To scale and center the data (between chip normalization) perform the following operations:

  • Insert a new Worksheet into your Excel file, and name it "scaled_centered".
  • Go back to your previous worksheet with the log fold changes, Select All and Copy. Go to your new "scaled_centered" worksheet, click on the upper, left-hand cell (cell A1) and Paste.
  • Insert two rows in between the top row of headers and the first data row.
  • In cell A2, type "Average" and in cell A3, type "StdDev".

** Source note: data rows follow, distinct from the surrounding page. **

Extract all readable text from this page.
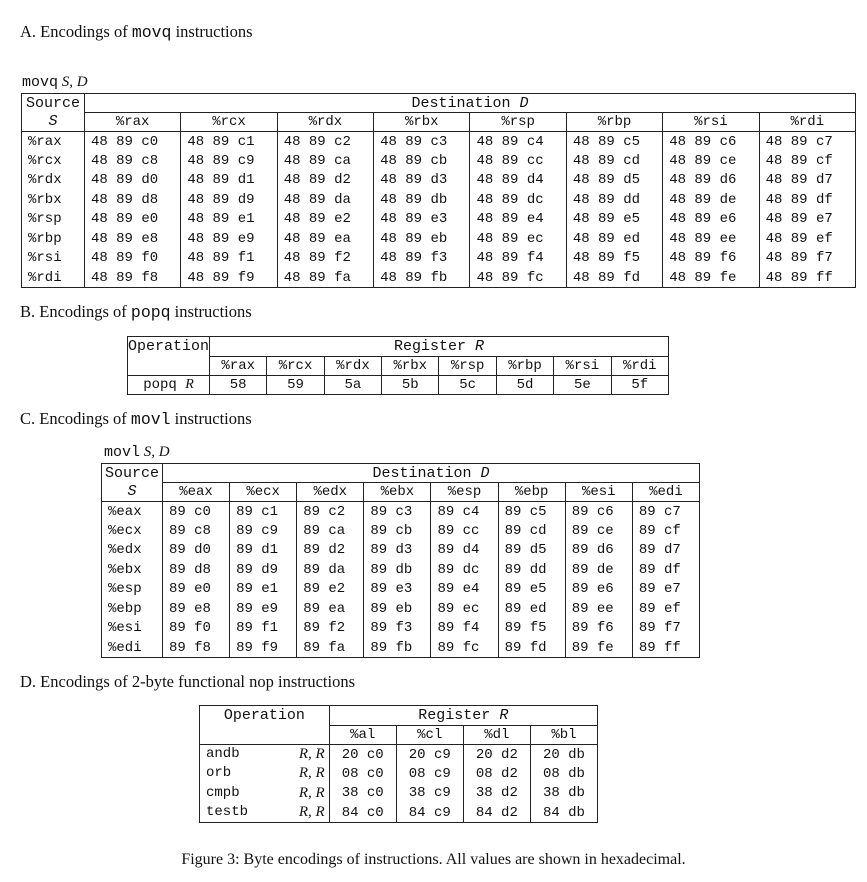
A. Encodings of movq instructions
movq S, D
Source	Destination D							
S	%rax	%rcx	%rdx	%rbx	%rsp	%rbp	%rsi	%rdi
%rax	48 89 c0	48 89 c1	48 89 c2	48 89 c3	48 89 c4	48 89 c5	48 89 c6	48 89 c7
%rcx	48 89 c8	48 89 c9	48 89 ca	48 89 cb	48 89 cc	48 89 cd	48 89 ce	48 89 cf
%rdx	48 89 d0	48 89 d1	48 89 d2	48 89 d3	48 89 d4	48 89 d5	48 89 d6	48 89 d7
%rbx	48 89 d8	48 89 d9	48 89 da	48 89 db	48 89 dc	48 89 dd	48 89 de	48 89 df
%rsp	48 89 e0	48 89 e1	48 89 e2	48 89 e3	48 89 e4	48 89 e5	48 89 e6	48 89 e7
%rbp	48 89 e8	48 89 e9	48 89 ea	48 89 eb	48 89 ec	48 89 ed	48 89 ee	48 89 ef
%rsi	48 89 f0	48 89 f1	48 89 f2	48 89 f3	48 89 f4	48 89 f5	48 89 f6	48 89 f7
%rdi	48 89 f8	48 89 f9	48 89 fa	48 89 fb	48 89 fc	48 89 fd	48 89 fe	48 89 ff
B. Encodings of popq instructions
Operation	Register R							
	%rax	%rcx	%rdx	%rbx	%rsp	%rbp	%rsi	%rdi
popq R	58	59	5a	5b	5c	5d	5e	5f
C. Encodings of movl instructions
movl S, D
Source	Destination D							
S	%eax	%ecx	%edx	%ebx	%esp	%ebp	%esi	%edi
%eax	89 c0	89 c1	89 c2	89 c3	89 c4	89 c5	89 c6	89 c7
%ecx	89 c8	89 c9	89 ca	89 cb	89 cc	89 cd	89 ce	89 cf
%edx	89 d0	89 d1	89 d2	89 d3	89 d4	89 d5	89 d6	89 d7
%ebx	89 d8	89 d9	89 da	89 db	89 dc	89 dd	89 de	89 df
%esp	89 e0	89 e1	89 e2	89 e3	89 e4	89 e5	89 e6	89 e7
%ebp	89 e8	89 e9	89 ea	89 eb	89 ec	89 ed	89 ee	89 ef
%esi	89 f0	89 f1	89 f2	89 f3	89 f4	89 f5	89 f6	89 f7
%edi	89 f8	89 f9	89 fa	89 fb	89 fc	89 fd	89 fe	89 ff
D. Encodings of 2-byte functional nop instructions
Operation	Register R			
	%al	%cl	%dl	%bl

andb R, R	20 c0	20 c9	20 d2	20 db

orb R, R	08 c0	08 c9	08 d2	08 db

cmpb R, R	38 c0	38 c9	38 d2	38 db

testb R, R	84 c0	84 c9	84 d2	84 db
Figure 3: Byte encodings of instructions. All values are shown in hexadecimal.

  • You will now compute the Average log ratio for each chip (each column of data). In cell B2, type the following equation:
=AVERAGE(B4:B5483)
and press "Enter". Excel is computing the average value of the cells specified in the range given inside the parentheses. Instead of typing the cell designations, you can click on the beginning cell, scroll down to the bottom of the worksheet, and shift-click on the ending cell.
  • You will now compute the Standard Deviation of the log ratios on each chip (each column of data). In cell B3, type the following equation:
=STDEV(B4:B5483)
and press "Enter".
  • Excel will now do some work for you. Copy these two equations (cells B2 and B3) and paste them into the empty cells in the rest of the columns. Excel will automatically change the equation to match the cell designations for those columns.
  • You have now computed the average and standard deviation of the log ratios for each chip. Now we will actually do the scaling and centering based on these values.
  • Copy the column headings for all of your data columns and then paste them to the right of the last data column so that you have a second set of headers above blank colums of cells. Edit the names of the columns so that they now read: <previous name>_scaled_centered, etc.
  • In cell N4, type the following equation:
=(B4-B$2)/B$3
In this case, we want the data in cell B4 to have the average subtracted from it (cell B2) and be divided by the standard deviation (cell B3). We use the dollar sign symbols in front of the "2" and "3" to tell Excel to always reference that row in the equation, even though we will paste it for the entire column. Why is this important?
  • Copy and paste this equation into the entire column.
  • Copy and paste the scaling and centering equation for each of the columns of data with the "_scaled_centered" column header. Be sure that your equation is correct for the column you are calculating.